VII. Aimons-nous vivants : une invitation à la fraternité
Au-delà du simple appel à la modération des désirs, il convient de rappeler que l’être humain est fondamentalement un animal social. Nos envies et nos frustrations se nourrissent mutuellement, à travers le regard que nous portons les uns sur les autres.
En cultivant notre jardin intérieur, nous devenons moins sujets aux mirages extérieurs et plus enclins à l’empathie. L’amour que nous portons à nos proches — et à nous-mêmes — s’en trouve renforcé. C’est ainsi que la devise contemporaine « AIMONS NOUS VIVANTS » prend tout son sens : elle nous exhorte à chérir la vie dans sa fragilité et à célébrer la valeur de chaque existence, sans la jauger aux étalons de comparaisons illusoires.

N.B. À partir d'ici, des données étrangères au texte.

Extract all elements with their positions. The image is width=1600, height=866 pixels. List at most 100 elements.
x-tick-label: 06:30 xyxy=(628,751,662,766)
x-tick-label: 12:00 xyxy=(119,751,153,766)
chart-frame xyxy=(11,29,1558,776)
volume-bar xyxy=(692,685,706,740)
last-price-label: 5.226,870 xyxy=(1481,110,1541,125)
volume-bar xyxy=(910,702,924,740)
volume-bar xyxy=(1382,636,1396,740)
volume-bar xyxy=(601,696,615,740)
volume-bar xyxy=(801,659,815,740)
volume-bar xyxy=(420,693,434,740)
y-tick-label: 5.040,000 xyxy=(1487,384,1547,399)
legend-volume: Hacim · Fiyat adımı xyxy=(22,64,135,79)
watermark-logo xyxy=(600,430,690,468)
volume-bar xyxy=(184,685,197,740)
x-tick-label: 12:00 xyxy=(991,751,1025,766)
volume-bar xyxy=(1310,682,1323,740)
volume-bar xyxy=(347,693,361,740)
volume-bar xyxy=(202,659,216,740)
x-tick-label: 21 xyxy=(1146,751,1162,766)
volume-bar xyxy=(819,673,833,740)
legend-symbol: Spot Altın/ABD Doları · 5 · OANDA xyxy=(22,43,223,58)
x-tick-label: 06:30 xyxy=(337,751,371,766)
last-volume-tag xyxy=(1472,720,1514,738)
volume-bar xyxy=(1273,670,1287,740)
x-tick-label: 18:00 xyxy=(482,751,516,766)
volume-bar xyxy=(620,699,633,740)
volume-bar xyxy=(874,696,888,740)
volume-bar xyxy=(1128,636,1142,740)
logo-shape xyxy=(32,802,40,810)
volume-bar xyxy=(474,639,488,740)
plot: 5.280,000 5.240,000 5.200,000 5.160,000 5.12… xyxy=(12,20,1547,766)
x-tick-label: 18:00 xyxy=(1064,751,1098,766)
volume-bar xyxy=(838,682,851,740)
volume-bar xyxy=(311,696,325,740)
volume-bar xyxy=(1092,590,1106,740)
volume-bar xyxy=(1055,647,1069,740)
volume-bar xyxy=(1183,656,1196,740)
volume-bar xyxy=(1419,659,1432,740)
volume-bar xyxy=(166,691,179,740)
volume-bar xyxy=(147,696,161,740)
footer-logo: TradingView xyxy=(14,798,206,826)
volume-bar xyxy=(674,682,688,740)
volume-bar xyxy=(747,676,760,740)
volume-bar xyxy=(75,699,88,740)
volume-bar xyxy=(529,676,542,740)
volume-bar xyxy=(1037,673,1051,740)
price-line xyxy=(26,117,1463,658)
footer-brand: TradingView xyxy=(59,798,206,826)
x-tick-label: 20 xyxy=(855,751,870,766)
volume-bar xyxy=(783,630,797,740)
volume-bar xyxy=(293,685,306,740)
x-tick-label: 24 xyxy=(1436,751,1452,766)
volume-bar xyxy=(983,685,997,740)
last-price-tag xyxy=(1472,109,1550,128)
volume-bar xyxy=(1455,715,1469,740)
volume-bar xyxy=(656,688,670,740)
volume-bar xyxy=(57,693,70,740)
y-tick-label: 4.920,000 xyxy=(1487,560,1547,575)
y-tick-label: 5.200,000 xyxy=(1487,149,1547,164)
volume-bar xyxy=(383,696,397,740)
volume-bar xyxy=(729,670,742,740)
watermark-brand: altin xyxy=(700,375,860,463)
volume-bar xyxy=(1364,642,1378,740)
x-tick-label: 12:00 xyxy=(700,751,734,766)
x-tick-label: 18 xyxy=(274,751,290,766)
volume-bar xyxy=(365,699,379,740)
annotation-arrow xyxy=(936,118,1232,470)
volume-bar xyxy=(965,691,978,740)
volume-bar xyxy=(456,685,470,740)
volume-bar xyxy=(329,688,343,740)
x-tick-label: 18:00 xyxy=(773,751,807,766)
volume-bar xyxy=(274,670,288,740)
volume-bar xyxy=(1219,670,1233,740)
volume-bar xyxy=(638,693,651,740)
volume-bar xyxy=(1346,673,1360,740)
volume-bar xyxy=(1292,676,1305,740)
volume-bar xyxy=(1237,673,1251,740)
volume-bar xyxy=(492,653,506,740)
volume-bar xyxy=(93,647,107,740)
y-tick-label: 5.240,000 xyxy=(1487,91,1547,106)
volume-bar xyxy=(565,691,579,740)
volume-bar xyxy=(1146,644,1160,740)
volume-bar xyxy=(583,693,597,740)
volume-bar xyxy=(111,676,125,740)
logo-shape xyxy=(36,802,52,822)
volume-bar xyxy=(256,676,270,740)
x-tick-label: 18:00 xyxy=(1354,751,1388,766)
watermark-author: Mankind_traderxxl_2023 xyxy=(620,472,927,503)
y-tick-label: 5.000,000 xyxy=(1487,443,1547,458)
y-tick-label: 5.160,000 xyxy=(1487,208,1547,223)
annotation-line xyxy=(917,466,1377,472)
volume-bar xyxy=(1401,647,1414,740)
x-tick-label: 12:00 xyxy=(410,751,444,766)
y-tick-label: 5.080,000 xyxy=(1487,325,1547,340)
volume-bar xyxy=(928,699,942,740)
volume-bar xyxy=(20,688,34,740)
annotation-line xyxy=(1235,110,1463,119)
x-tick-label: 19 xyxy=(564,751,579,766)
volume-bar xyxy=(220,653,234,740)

VIII. Un dernier mot : semer la compréhension
« Que Dieu nous donne la Compréhension », implore l’auteur de la pensée initiale. Peut-être faut-il entendre, dans cette formule, le souhait d’une sagesse partagée, capable de dépasser les égoïsmes et de promouvoir une fraternité authentique.
Comprendre, c’est d’abord saisir que chaque être porte en lui un récit singulier, fait de blessures et de joies, de renoncements et de victoires. C’est reconnaître que l’herbe, loin d’être plus verte ailleurs, change de couleur selon les soins que l’on lui prodigue.
Que chacun de nous, dans cette vaste odyssée qu’est la vie, apprenne à cultiver la patience, la générosité et l’attention, afin que fleurisse, au cœur de nos existences, ce jardin intérieur où nous sommes tous appelés à prospérer.